- Born: William Lee Neal October 7, 1955 (age 70) Fort Belvoir, Virginia
- Other name: Wild Bill Cody
- Occupation: Retired military soldier
- Years active: 1998
- Spouses: 4
- Children: 2
- Relatives: 1 brothers 3 sisters
- Motive: Confidence tricks Rape
- Convictions: First degree murder (3 counts) First degree sexual assault (2 counts) Second degree kidnapping (2 counts) 1 count menacing
- Criminal penalty: Death; commuted to life imprisonment

Details
- Victims: 3 killed 1 raped
- Date: June–July 1998
- Country: United States
- State: Colorado
- Weapons: Splitting maul
- Date apprehended: July 1998

= William Lee Neal =

American serial killer and con artist

William Lee "Cody" Neal (born October 7, 1955) is an American convicted serial killer, rapist, and con artist. Neal was sentenced to death for the murders of Rebecca Holberton, Candace Walters, Angela Fife, and the rape of a fourth woman Neal held against her will, all in 1998.

== Early life and crimes ==
Neal was born the second of 2 sons and also had 3 sisters. He was named after a family pastor, William Lee, and one of his uncles was a minister. His father was an Air Force chief warrant officer who retired when Neal was nine. His mother, who died from cancer in 1995, was regarded as his family member he loved most and the one who kept his father in check, his father devoting to her in turn. Neal considered work in the FBI or as a minister, crediting his father taking him to museums in D.C. and his devotion to Christ through his uncle. He joined the army when he was seventeen.

== Murders and arrest ==
According to his sister, Neal was questioned by the FBI for the abduction, rape, and murder of a girl at a New York gas station in the 1980s, before being ultimately cleared as a suspect. No further specific details of the case have been publicly revealed.

At the end of June 1998, Neal bought nylon rope, duct tape, and a splitting maul. Neal lured with the promises of repaying his debts and promising business deals, first killing Rebecca on June 30, then Candace on July 2. He wanted to cover them both with blankets, which only Rebecca consented to, and then he killed them by smashing the maul into their heads, draining their bank accounts after they were dead.

Neal had seduced two roommates, "Suzanne" and "Beth" (their real names were never publicly released), after meeting them at a bar. He was also seeing Angela Fite and went into business with her. Neal asked Suzanne to accompany him allegedly to meet with lawyers for his work, around the same time he proposed to Beth and threw a lavish celebration. On the night of July 5, Neal abducted Suzanne, blindfolded and gagged her, and tied her to a mattress. He cut off her clothes, made her feel a piece of one woman's skull, and even kicked her body to show she was dead. After molesting Suzanne, Neal left and threatened her into not saying or doing anything. He then abducted and killed Angela in front of Suzanne, then untied Suzanne and orally raped her at gunpoint. Neal then took Suzanne to Beth, placed a gun and tape recorder on a table, and ran the recorder to confess to his crimes for two hours. Neal ordered Suzanne, Beth, and a friend of theirs to delay calling the police, but Suzanne called them anyway.
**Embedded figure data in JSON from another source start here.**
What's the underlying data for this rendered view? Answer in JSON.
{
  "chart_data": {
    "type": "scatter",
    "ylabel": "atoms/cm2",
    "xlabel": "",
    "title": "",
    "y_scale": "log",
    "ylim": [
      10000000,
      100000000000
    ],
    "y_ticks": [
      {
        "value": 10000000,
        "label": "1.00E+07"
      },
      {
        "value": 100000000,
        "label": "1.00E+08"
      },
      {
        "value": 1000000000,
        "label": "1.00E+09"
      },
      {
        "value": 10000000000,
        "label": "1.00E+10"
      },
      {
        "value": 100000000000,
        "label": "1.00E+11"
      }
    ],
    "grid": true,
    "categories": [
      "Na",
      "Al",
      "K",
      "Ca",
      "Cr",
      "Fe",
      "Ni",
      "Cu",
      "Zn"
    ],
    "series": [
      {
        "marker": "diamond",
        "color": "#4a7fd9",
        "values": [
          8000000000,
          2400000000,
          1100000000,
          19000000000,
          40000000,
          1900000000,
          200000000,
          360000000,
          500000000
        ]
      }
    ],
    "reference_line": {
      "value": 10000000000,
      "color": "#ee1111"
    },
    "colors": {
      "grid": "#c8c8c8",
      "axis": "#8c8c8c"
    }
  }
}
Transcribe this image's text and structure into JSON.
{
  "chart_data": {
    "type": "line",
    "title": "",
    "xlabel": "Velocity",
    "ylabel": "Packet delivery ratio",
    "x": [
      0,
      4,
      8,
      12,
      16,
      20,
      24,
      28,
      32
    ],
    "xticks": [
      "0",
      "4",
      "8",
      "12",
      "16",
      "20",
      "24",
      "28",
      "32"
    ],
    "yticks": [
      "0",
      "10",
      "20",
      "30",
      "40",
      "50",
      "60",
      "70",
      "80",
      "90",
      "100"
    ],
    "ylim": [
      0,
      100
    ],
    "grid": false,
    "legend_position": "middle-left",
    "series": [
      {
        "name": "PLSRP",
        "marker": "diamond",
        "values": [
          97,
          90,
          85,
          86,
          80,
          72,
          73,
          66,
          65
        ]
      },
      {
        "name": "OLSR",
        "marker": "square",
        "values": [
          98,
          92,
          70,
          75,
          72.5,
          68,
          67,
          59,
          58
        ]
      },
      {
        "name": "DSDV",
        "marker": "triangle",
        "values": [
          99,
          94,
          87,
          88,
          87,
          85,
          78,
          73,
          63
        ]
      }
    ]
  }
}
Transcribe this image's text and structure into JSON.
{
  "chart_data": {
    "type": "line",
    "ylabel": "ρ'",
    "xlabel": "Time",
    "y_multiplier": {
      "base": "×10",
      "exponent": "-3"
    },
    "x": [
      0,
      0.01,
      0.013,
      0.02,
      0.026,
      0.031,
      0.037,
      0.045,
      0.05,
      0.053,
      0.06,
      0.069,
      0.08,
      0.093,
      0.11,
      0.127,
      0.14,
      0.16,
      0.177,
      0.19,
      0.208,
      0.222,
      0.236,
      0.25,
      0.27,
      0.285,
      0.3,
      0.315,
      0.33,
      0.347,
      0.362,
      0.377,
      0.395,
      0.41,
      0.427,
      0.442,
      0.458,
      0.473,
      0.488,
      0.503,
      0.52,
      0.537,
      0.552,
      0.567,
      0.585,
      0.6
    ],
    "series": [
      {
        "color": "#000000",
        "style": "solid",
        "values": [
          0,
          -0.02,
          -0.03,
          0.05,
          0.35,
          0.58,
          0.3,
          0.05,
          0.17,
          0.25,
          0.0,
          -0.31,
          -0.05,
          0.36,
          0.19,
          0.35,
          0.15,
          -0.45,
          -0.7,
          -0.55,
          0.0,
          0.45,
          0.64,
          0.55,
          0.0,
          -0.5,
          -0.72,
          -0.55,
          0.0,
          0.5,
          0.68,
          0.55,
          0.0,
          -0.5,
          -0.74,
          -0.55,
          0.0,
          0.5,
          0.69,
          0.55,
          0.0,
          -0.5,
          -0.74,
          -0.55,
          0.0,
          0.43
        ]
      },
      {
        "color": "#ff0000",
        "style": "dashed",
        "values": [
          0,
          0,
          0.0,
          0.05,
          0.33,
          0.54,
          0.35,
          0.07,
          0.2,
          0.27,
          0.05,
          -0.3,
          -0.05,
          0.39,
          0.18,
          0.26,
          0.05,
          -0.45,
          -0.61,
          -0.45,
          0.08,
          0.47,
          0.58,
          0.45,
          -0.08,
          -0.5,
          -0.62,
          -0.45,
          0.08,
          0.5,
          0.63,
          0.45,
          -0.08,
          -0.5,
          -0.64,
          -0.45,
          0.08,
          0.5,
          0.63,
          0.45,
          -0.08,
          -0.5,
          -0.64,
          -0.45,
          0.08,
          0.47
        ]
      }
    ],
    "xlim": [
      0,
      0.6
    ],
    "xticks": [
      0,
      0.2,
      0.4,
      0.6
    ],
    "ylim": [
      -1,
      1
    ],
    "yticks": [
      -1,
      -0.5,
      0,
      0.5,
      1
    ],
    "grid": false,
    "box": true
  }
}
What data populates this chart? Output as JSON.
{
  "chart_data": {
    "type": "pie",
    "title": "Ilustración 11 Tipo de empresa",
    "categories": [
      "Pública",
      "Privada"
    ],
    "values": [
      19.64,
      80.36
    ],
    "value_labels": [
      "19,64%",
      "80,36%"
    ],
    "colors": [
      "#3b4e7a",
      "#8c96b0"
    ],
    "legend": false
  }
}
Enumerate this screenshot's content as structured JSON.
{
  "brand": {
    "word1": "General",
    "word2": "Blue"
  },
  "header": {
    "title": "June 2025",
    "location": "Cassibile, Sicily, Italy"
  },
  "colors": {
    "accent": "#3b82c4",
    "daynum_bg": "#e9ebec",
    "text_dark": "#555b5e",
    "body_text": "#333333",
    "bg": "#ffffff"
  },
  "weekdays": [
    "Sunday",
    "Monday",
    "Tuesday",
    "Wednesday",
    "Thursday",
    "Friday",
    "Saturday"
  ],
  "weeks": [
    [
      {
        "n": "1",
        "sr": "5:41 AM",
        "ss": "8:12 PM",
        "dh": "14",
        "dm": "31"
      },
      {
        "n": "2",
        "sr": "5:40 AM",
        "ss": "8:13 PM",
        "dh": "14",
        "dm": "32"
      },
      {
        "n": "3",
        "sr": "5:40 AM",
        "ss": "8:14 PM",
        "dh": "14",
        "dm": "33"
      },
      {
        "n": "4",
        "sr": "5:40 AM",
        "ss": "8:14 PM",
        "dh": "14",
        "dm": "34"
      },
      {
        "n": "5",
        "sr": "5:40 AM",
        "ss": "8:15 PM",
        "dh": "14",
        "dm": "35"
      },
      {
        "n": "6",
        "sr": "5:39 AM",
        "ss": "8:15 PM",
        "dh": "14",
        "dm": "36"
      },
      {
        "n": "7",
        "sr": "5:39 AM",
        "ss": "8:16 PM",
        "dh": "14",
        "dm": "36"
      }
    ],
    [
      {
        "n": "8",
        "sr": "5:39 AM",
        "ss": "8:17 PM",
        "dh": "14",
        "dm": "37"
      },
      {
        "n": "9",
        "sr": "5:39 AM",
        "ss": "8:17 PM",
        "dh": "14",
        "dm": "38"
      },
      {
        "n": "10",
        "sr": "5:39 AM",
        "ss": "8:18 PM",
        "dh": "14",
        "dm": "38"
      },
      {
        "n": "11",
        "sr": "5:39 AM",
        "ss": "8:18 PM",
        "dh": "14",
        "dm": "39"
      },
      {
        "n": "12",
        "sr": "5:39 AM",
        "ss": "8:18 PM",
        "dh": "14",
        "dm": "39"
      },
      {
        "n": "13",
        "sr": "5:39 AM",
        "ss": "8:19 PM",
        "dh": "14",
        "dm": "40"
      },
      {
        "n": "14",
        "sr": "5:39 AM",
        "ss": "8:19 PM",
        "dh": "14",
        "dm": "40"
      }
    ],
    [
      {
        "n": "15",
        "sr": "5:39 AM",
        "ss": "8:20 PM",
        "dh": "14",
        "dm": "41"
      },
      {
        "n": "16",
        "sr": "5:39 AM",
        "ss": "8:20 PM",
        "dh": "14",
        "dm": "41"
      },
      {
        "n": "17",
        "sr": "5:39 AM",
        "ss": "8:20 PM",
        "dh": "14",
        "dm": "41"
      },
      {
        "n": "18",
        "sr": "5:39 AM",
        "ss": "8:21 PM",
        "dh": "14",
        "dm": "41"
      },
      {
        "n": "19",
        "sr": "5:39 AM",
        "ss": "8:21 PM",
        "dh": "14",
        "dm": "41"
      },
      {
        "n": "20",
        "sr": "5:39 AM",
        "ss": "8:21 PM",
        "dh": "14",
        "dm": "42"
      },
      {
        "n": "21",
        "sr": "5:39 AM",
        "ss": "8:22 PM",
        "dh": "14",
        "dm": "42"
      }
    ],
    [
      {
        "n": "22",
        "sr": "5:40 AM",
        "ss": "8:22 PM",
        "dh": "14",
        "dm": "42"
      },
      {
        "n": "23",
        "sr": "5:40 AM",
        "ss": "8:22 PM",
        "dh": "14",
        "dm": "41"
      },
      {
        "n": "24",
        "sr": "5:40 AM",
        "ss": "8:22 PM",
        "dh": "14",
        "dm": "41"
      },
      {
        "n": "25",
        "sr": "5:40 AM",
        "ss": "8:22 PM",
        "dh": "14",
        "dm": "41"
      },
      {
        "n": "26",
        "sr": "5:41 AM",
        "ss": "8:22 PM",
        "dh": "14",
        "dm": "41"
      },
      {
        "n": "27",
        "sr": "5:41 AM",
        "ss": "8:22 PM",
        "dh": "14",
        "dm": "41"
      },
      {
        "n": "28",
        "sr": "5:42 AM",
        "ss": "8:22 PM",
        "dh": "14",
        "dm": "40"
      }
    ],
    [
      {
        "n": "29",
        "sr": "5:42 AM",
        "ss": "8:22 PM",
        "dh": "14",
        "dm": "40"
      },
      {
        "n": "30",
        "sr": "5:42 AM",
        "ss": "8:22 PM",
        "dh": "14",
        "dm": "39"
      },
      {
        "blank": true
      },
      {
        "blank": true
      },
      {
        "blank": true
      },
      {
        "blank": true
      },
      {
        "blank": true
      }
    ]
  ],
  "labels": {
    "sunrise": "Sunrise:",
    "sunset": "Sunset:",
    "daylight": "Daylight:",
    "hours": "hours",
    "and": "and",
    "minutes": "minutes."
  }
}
Neal, while at large, responded to calls from law and justice and refused to surrender without consulting an attorney. With the risk of Neal posing a danger to more people, Deputy District Attorney Mark Pautler called Neal and stated that he was a defense attorney, lying, to get Neal's surrender. Neal also provided confessions to his crimes over the phone. Neal eventually agreed to a surrender and was arrested, but Pautler faced a disciplinary hearing for his actions. Pautler was ruled to have beyond boundaries of conduct, having provided Neal false information and not informed him of his rights, and sentenced to a three-month suspension of his license.

== Trial and sentences ==
Neal pled guilty to two counts of first-degree murder, two counts of first-degree sexual assault, and seven other charges, ranging from kidnapping to menacing. His hours-long confession was played to demonstrate his personality in the sentencing phase. He appealed against the chance of him being sentenced to death, but he was given a death sentence in September 1999. It was commuted to life in prison in 2003.

The families of the murdered women continue to support each other, and Neal's ex-wives keep in steady communication with each other.